# Question Of The Week... (2015 Week 13)



## ripjack13 (Mar 22, 2015)

*Howdy,
This is a weekly series of questions topic for everyone to join in on the discussion. Some of the later questions may have a poll, and some will not. 
Don't be shy now, go ahead and post an answer....




What’s your favorite kind of wood to work with? And why...







**Rules***
There is no minimum post requirement.
Pimples, woodticks and doctors are welcome to post an answer.
And of course Henry and the bald guy too...
*

*

Reactions: Funny 1


----------



## Brink (Mar 22, 2015)

Wow, QOTW before 7:00 am? Last week I waited until after 9:30...

I don't have a favorite to work with. 

There's a few I don't like to work, would they be acceptable answers?

Reactions: Like 1


----------



## ripjack13 (Mar 22, 2015)

I was in rough shape last week...this week I can't sleep. Been up since 2!


----------



## Brink (Mar 22, 2015)

Understood

Reactions: Like 1


----------



## Sprung (Mar 22, 2015)

In making pens, I have a few favorites - but Thuya Burl is probably the top of that list.

For flatwork, I'd say Walnut, Cherry, and Maple from my experiences so far. I'm not the biggest fan of working with oak.

Reactions: Like 1


----------



## Schroedc (Mar 22, 2015)

Butternut. It works reasonably easy, it smells wonderful, and in my opinion it's gorgeous when finished.

Reactions: Like 1


----------



## Mike1950 (Mar 22, 2015)

I think walnut-maybe big leaf or cherry-what the heck, my favorite is the one I am working with!!

Reactions: Like 1 | Agree 4


----------



## Tony (Mar 22, 2015)

Gotta go with mesquite. It's beautiful, relatively easy to work and withstands the elements very well. Tony

Reactions: Like 1


----------



## woodtickgreg (Mar 22, 2015)

Two for me, Walnut and any kind of Maple. Love the smell of Walnut when you work it. Love the magic of how it pops when you put a finish on it, just magical.

Reactions: Like 1


----------



## Karl_99 (Mar 22, 2015)

As a pen turner, my favorite is tied between Yellow Cedar Burl and Olive wood. They are beautiful, smell nice and are easy to finish.

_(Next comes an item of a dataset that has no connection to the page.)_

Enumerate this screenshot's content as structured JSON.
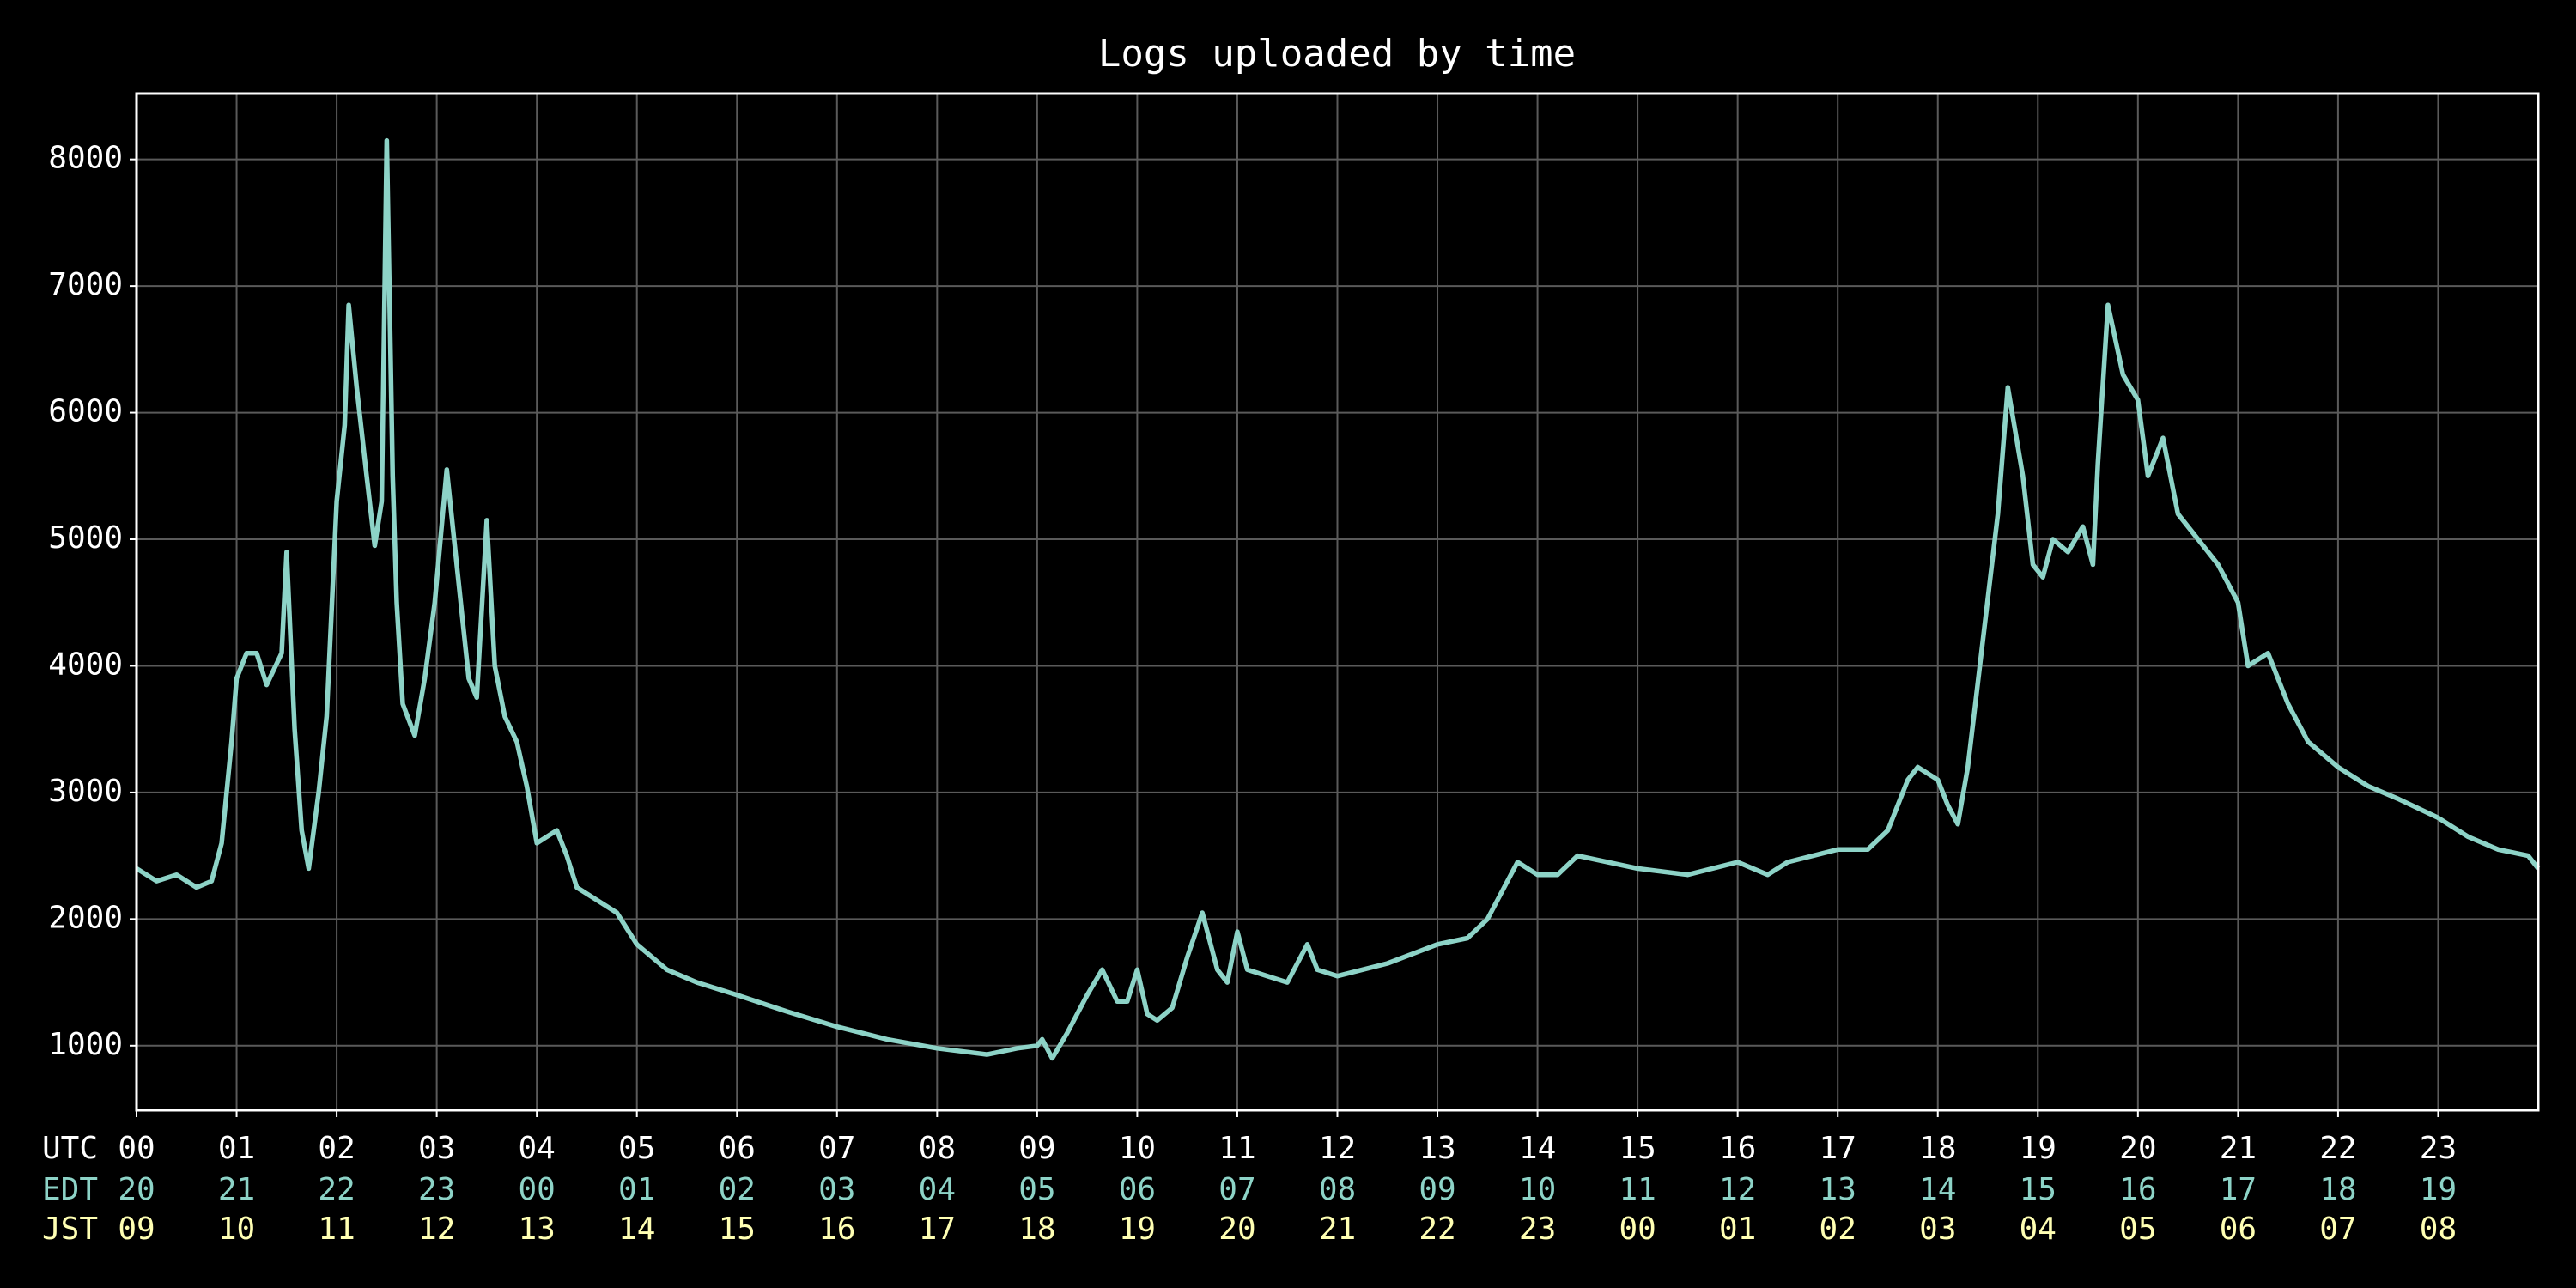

Reactions: Like 1 | Agree 1


----------



## Kevin (Mar 22, 2015)

My favorite ones off the top of my head are mesquite, honeylocust, bois d' arc, walnut, maple, ERC, catalpa, cherry . . . . 

There's more but those are all local except the maple & cherry. I do love working with just about any and all exotics except snakewood but after @woodintyuuu has been schooling me on it I'm much less fearful of it.

Reactions: Like 1


----------



## woodintyuuu (Mar 22, 2015)

although i hate the smell of it and hate the stringy nature of it and hate that it finishes badly and i hate just about everything there is to it : i would have to say the Box elder i get from @Kevin The reason is it is the smell of money!!!!

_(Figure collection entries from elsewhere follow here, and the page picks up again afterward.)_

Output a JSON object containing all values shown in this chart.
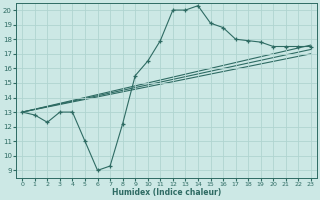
{
  "title": "",
  "xlabel": "Humidex (Indice chaleur)",
  "ylabel": "",
  "bg_color": "#cce8e5",
  "line_color": "#2e6b63",
  "grid_color": "#b0d4d0",
  "xlim": [
    -0.5,
    23.5
  ],
  "ylim": [
    8.5,
    20.5
  ],
  "xticks": [
    0,
    1,
    2,
    3,
    4,
    5,
    6,
    7,
    8,
    9,
    10,
    11,
    12,
    13,
    14,
    15,
    16,
    17,
    18,
    19,
    20,
    21,
    22,
    23
  ],
  "yticks": [
    9,
    10,
    11,
    12,
    13,
    14,
    15,
    16,
    17,
    18,
    19,
    20
  ],
  "line1_x": [
    0,
    1,
    2,
    3,
    4,
    5,
    6,
    7,
    8,
    9,
    10,
    11,
    12,
    13,
    14,
    15,
    16,
    17,
    18,
    19,
    20,
    21,
    22,
    23
  ],
  "line1_y": [
    13.0,
    12.8,
    12.3,
    13.0,
    13.0,
    11.0,
    9.0,
    9.3,
    12.2,
    15.5,
    16.5,
    17.9,
    20.0,
    20.0,
    20.3,
    19.1,
    18.8,
    18.0,
    17.9,
    17.8,
    17.5,
    17.5,
    17.5,
    17.5
  ],
  "line2_x": [
    0,
    23
  ],
  "line2_y": [
    13.0,
    17.6
  ],
  "line3_x": [
    0,
    23
  ],
  "line3_y": [
    13.0,
    17.3
  ],
  "line4_x": [
    0,
    23
  ],
  "line4_y": [
    13.0,
    17.0
  ]
}
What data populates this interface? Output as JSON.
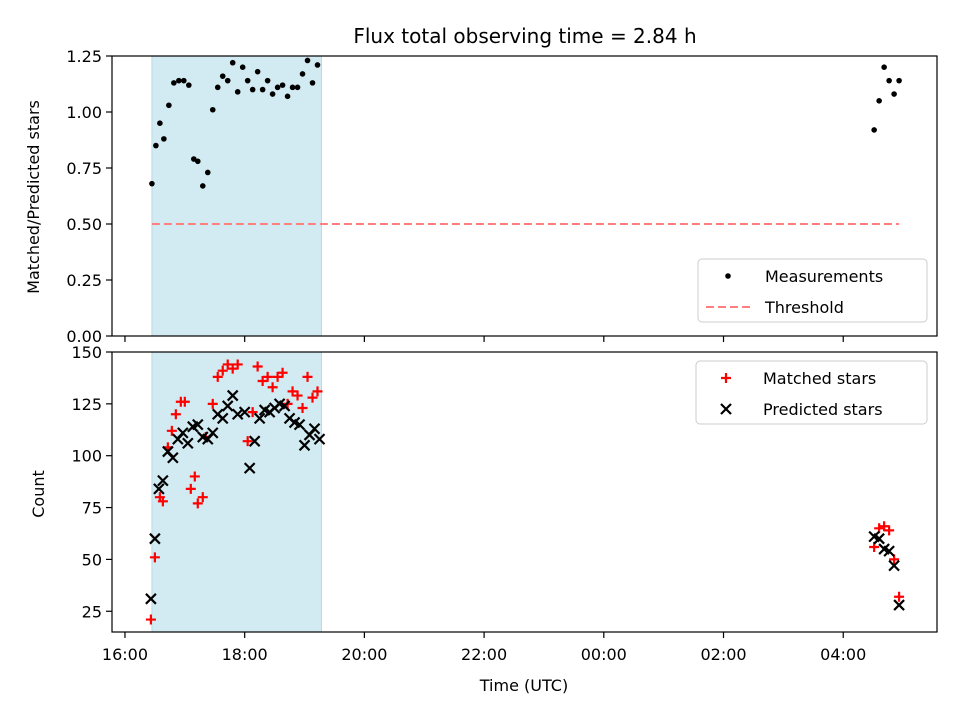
{
  "chart_data": [
    {
      "type": "scatter",
      "title": "Flux total observing time = 2.84 h",
      "xlabel": "",
      "ylabel": "Matched/Predicted stars",
      "ylim": [
        0.0,
        1.25
      ],
      "yticks": [
        "0.00",
        "0.25",
        "0.50",
        "0.75",
        "1.00",
        "1.25"
      ],
      "legend_position": "lower-right",
      "shaded_span": {
        "x_start": "16:27",
        "x_end": "19:17",
        "color": "#add8e6"
      },
      "series": [
        {
          "name": "Measurements",
          "marker": "dot",
          "color": "#000000",
          "points": [
            [
              "16:27",
              0.68
            ],
            [
              "16:31",
              0.85
            ],
            [
              "16:35",
              0.95
            ],
            [
              "16:39",
              0.88
            ],
            [
              "16:44",
              1.03
            ],
            [
              "16:49",
              1.13
            ],
            [
              "16:54",
              1.14
            ],
            [
              "16:59",
              1.14
            ],
            [
              "17:04",
              1.12
            ],
            [
              "17:09",
              0.79
            ],
            [
              "17:13",
              0.78
            ],
            [
              "17:18",
              0.67
            ],
            [
              "17:23",
              0.73
            ],
            [
              "17:28",
              1.01
            ],
            [
              "17:33",
              1.11
            ],
            [
              "17:38",
              1.16
            ],
            [
              "17:43",
              1.14
            ],
            [
              "17:48",
              1.22
            ],
            [
              "17:53",
              1.09
            ],
            [
              "17:58",
              1.2
            ],
            [
              "18:03",
              1.14
            ],
            [
              "18:08",
              1.1
            ],
            [
              "18:13",
              1.18
            ],
            [
              "18:18",
              1.1
            ],
            [
              "18:23",
              1.14
            ],
            [
              "18:28",
              1.08
            ],
            [
              "18:33",
              1.11
            ],
            [
              "18:38",
              1.12
            ],
            [
              "18:43",
              1.07
            ],
            [
              "18:48",
              1.11
            ],
            [
              "18:53",
              1.11
            ],
            [
              "18:58",
              1.17
            ],
            [
              "19:03",
              1.23
            ],
            [
              "19:08",
              1.13
            ],
            [
              "19:13",
              1.21
            ],
            [
              "04:31",
              0.92
            ],
            [
              "04:36",
              1.05
            ],
            [
              "04:41",
              1.2
            ],
            [
              "04:46",
              1.14
            ],
            [
              "04:51",
              1.08
            ],
            [
              "04:56",
              1.14
            ]
          ]
        },
        {
          "name": "Threshold",
          "marker": "dashed-line",
          "color": "#ff7f7f",
          "points": [
            [
              "16:27",
              0.5
            ],
            [
              "04:56",
              0.5
            ]
          ]
        }
      ]
    },
    {
      "type": "scatter",
      "title": "",
      "xlabel": "Time (UTC)",
      "ylabel": "Count",
      "ylim": [
        15,
        150
      ],
      "yticks": [
        "25",
        "50",
        "75",
        "100",
        "125",
        "150"
      ],
      "xticks": [
        "16:00",
        "18:00",
        "20:00",
        "22:00",
        "00:00",
        "02:00",
        "04:00"
      ],
      "legend_position": "upper-right",
      "shaded_span": {
        "x_start": "16:27",
        "x_end": "19:17",
        "color": "#add8e6"
      },
      "series": [
        {
          "name": "Matched stars",
          "marker": "plus",
          "color": "#ff0000",
          "points": [
            [
              "16:26",
              21
            ],
            [
              "16:30",
              51
            ],
            [
              "16:35",
              80
            ],
            [
              "16:38",
              78
            ],
            [
              "16:43",
              104
            ],
            [
              "16:47",
              112
            ],
            [
              "16:51",
              120
            ],
            [
              "16:56",
              126
            ],
            [
              "17:00",
              126
            ],
            [
              "17:06",
              84
            ],
            [
              "17:10",
              90
            ],
            [
              "17:13",
              77
            ],
            [
              "17:18",
              80
            ],
            [
              "17:21",
              109
            ],
            [
              "17:28",
              125
            ],
            [
              "17:33",
              138
            ],
            [
              "17:38",
              141
            ],
            [
              "17:43",
              144
            ],
            [
              "17:48",
              142
            ],
            [
              "17:53",
              144
            ],
            [
              "18:03",
              107
            ],
            [
              "18:08",
              121
            ],
            [
              "18:13",
              143
            ],
            [
              "18:18",
              136
            ],
            [
              "18:23",
              138
            ],
            [
              "18:28",
              133
            ],
            [
              "18:33",
              138
            ],
            [
              "18:38",
              140
            ],
            [
              "18:43",
              125
            ],
            [
              "18:48",
              131
            ],
            [
              "18:53",
              129
            ],
            [
              "18:58",
              123
            ],
            [
              "19:03",
              138
            ],
            [
              "19:08",
              128
            ],
            [
              "19:13",
              131
            ],
            [
              "04:31",
              56
            ],
            [
              "04:36",
              65
            ],
            [
              "04:41",
              66
            ],
            [
              "04:46",
              64
            ],
            [
              "04:51",
              50
            ],
            [
              "04:56",
              32
            ]
          ]
        },
        {
          "name": "Predicted stars",
          "marker": "x",
          "color": "#000000",
          "points": [
            [
              "16:26",
              31
            ],
            [
              "16:30",
              60
            ],
            [
              "16:34",
              84
            ],
            [
              "16:38",
              88
            ],
            [
              "16:43",
              102
            ],
            [
              "16:48",
              99
            ],
            [
              "16:53",
              108
            ],
            [
              "16:58",
              111
            ],
            [
              "17:03",
              106
            ],
            [
              "17:08",
              114
            ],
            [
              "17:13",
              115
            ],
            [
              "17:18",
              109
            ],
            [
              "17:23",
              108
            ],
            [
              "17:28",
              111
            ],
            [
              "17:33",
              120
            ],
            [
              "17:38",
              118
            ],
            [
              "17:43",
              124
            ],
            [
              "17:48",
              129
            ],
            [
              "17:53",
              120
            ],
            [
              "18:00",
              121
            ],
            [
              "18:05",
              94
            ],
            [
              "18:10",
              107
            ],
            [
              "18:15",
              118
            ],
            [
              "18:20",
              122
            ],
            [
              "18:25",
              121
            ],
            [
              "18:30",
              123
            ],
            [
              "18:35",
              125
            ],
            [
              "18:40",
              124
            ],
            [
              "18:45",
              118
            ],
            [
              "18:50",
              116
            ],
            [
              "18:55",
              115
            ],
            [
              "19:00",
              105
            ],
            [
              "19:05",
              110
            ],
            [
              "19:10",
              113
            ],
            [
              "19:15",
              108
            ],
            [
              "04:31",
              61
            ],
            [
              "04:36",
              60
            ],
            [
              "04:41",
              55
            ],
            [
              "04:46",
              54
            ],
            [
              "04:51",
              47
            ],
            [
              "04:56",
              28
            ]
          ]
        }
      ]
    }
  ]
}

Reactions: Agree 1 | Funny 5


----------



## ripjack13 (Mar 22, 2015)

Now that is hilarious Cliff!

Reactions: Agree 1


----------



## Tclem (Mar 22, 2015)

Free wood

Reactions: Like 2 | Agree 2 | Funny 1


----------



## kweinert (Mar 23, 2015)

Yes.

There are a couple I can't work with because they cause respiratory distress but in general if it's wood, it's good. It depends on what I'm trying to do, the goal I'm trying to accomplish. For flat work I really like cherry and quilted maple.

Reactions: Like 1 | Agree 1


----------



## thrainson (Mar 25, 2015)

Maple, aromatic cedar, and walnut.
I love the color and smell of the walnut and cedar, and the way maple feels and finishes.

Reactions: Like 1


----------



## manbuckwal (Mar 25, 2015)

HRB, Amboyna cuz they smell nice and sure are pretty when finished. Buckeye Burl because it sands easy, very unique and varied coloring and finishes very nice! DIW(B) cuz it smells (NOT).  Very unigue patterns and really pops when finished .

Reactions: Like 1


----------



## ripjack13 (Mar 25, 2015)

I love the diversity here....


----------